6 Responses to “[2300AD] The GDW 2300AD Worldbuilding system: Part 2 – Realistic Version”


  • “Additionally, the minimum orbital distance has now been reduced to 0.05 AU (given that we know of many planets that are closer than 0.1 AU to their star).”

    How are you ‘rolling’ the innermost orbit? I notice most of your examples still have innermost planets in the .1 to 1au range.

    • Same way as in the 2300AD rules, except a roll of 2 on the d10 is now 0.05 AU, and the others go from 0.1, 0.2, 0.3 etc up to 0.8 AU. Worlds can’t start at 0.9 AU anymore but I don’t think that really makes a vast difference to anything.

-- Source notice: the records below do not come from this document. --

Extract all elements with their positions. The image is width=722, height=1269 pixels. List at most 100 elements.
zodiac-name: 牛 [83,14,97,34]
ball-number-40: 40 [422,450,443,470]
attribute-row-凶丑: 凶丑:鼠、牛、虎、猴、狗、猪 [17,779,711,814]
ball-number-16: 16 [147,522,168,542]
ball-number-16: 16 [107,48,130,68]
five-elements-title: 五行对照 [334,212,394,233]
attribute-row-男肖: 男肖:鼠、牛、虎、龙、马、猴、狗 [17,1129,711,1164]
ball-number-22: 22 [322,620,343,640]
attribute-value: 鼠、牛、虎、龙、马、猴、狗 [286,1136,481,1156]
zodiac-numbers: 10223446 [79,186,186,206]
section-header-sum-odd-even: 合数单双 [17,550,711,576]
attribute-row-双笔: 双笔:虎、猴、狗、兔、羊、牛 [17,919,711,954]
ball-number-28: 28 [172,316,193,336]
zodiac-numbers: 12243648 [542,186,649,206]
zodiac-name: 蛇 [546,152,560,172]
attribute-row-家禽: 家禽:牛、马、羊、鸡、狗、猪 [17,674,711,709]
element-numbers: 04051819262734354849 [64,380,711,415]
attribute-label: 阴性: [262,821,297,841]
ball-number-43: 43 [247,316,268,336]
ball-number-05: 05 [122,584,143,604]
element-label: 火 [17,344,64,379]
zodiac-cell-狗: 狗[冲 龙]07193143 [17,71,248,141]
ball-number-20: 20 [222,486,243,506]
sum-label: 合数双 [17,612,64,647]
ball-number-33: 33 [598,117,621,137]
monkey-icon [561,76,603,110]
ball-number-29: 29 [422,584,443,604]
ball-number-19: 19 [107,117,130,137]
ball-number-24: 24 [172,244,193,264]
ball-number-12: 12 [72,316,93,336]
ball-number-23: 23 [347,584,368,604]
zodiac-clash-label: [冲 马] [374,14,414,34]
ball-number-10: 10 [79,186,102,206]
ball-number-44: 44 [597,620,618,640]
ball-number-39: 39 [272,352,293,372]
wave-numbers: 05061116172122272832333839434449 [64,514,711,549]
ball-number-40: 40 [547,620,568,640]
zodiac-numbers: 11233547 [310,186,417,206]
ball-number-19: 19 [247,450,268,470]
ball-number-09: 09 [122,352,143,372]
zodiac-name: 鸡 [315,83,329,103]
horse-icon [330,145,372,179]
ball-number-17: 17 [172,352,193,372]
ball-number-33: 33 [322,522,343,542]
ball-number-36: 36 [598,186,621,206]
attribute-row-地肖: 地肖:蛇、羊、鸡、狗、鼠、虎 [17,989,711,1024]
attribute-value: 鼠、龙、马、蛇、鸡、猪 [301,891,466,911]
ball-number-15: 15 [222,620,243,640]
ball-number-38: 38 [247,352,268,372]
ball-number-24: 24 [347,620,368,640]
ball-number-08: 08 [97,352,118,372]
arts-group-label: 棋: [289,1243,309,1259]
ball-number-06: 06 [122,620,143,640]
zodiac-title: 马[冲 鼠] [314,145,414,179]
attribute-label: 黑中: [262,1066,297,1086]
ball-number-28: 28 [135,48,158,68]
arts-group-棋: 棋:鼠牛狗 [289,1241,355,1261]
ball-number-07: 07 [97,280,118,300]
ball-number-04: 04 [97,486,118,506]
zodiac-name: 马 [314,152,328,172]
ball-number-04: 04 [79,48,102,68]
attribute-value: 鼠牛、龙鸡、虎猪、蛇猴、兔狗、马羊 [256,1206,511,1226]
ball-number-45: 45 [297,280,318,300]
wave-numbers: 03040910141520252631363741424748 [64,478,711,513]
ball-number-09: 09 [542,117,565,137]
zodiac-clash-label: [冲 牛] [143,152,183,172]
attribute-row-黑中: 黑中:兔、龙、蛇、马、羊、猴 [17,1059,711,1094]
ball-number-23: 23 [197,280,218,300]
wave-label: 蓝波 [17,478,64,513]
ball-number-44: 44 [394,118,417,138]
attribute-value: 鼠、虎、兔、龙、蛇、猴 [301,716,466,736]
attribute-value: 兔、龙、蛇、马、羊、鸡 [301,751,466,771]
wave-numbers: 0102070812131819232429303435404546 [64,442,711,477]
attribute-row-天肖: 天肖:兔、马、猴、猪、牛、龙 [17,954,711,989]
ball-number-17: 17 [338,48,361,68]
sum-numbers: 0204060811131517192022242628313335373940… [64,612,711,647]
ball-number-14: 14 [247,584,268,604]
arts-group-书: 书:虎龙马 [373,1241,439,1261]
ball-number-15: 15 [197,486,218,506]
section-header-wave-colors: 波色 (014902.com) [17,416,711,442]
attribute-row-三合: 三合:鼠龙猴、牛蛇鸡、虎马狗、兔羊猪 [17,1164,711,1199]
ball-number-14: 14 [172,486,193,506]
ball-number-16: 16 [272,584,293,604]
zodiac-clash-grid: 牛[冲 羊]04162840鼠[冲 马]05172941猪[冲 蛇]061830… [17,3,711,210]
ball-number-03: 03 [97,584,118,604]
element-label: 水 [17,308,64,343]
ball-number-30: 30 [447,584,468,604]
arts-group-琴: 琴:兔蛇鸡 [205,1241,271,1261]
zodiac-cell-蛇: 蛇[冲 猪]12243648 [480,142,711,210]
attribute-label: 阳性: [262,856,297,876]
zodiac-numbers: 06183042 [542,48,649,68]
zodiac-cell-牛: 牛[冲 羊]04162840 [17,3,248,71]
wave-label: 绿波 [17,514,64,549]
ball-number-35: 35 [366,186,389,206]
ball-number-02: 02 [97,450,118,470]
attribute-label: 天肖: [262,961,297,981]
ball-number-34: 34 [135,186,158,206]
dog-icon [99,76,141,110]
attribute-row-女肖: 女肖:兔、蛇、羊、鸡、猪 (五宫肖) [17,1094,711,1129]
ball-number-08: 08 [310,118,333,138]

      • Well. That’s kludgier than I expected. I thought at least you’d use a geometric expression: .04, .05, .08, .1, .15, .2, .3, .4, .6, .8, (or something.)

        • I didn’t see a need to do that – it doesn’t make a huge difference to the system layouts, beyond making some of them a little more compact.

          Also, all the planets in 2300AD started off in the 0.1 to 1 AU range anyway, so this isn’t really changing that either.

          • Do we have enough info to imply the usual lay-out of a solar system?

          • I’ve made 500,000 systems, so the info is there :). I didn’t notice any kind of regularity to it (e.g. always rockballs in the first orbit) – I don’t think there would be though, since the planet radii are random and not affected by distance or temperature and so are the orbital distances. You’d get any planets forming wherever they’re allowed, the only thing preventing that would be whether they’re inside a (giant) star or in an untenable orbit (due to heat).

            I suppose I can say that in most cases the innermost orbits in M V systems are in the Outer Zone, so you just end up seeing Failed Cores, Iceballs, Titanians and Gas Giants in many of them. That’s about it really.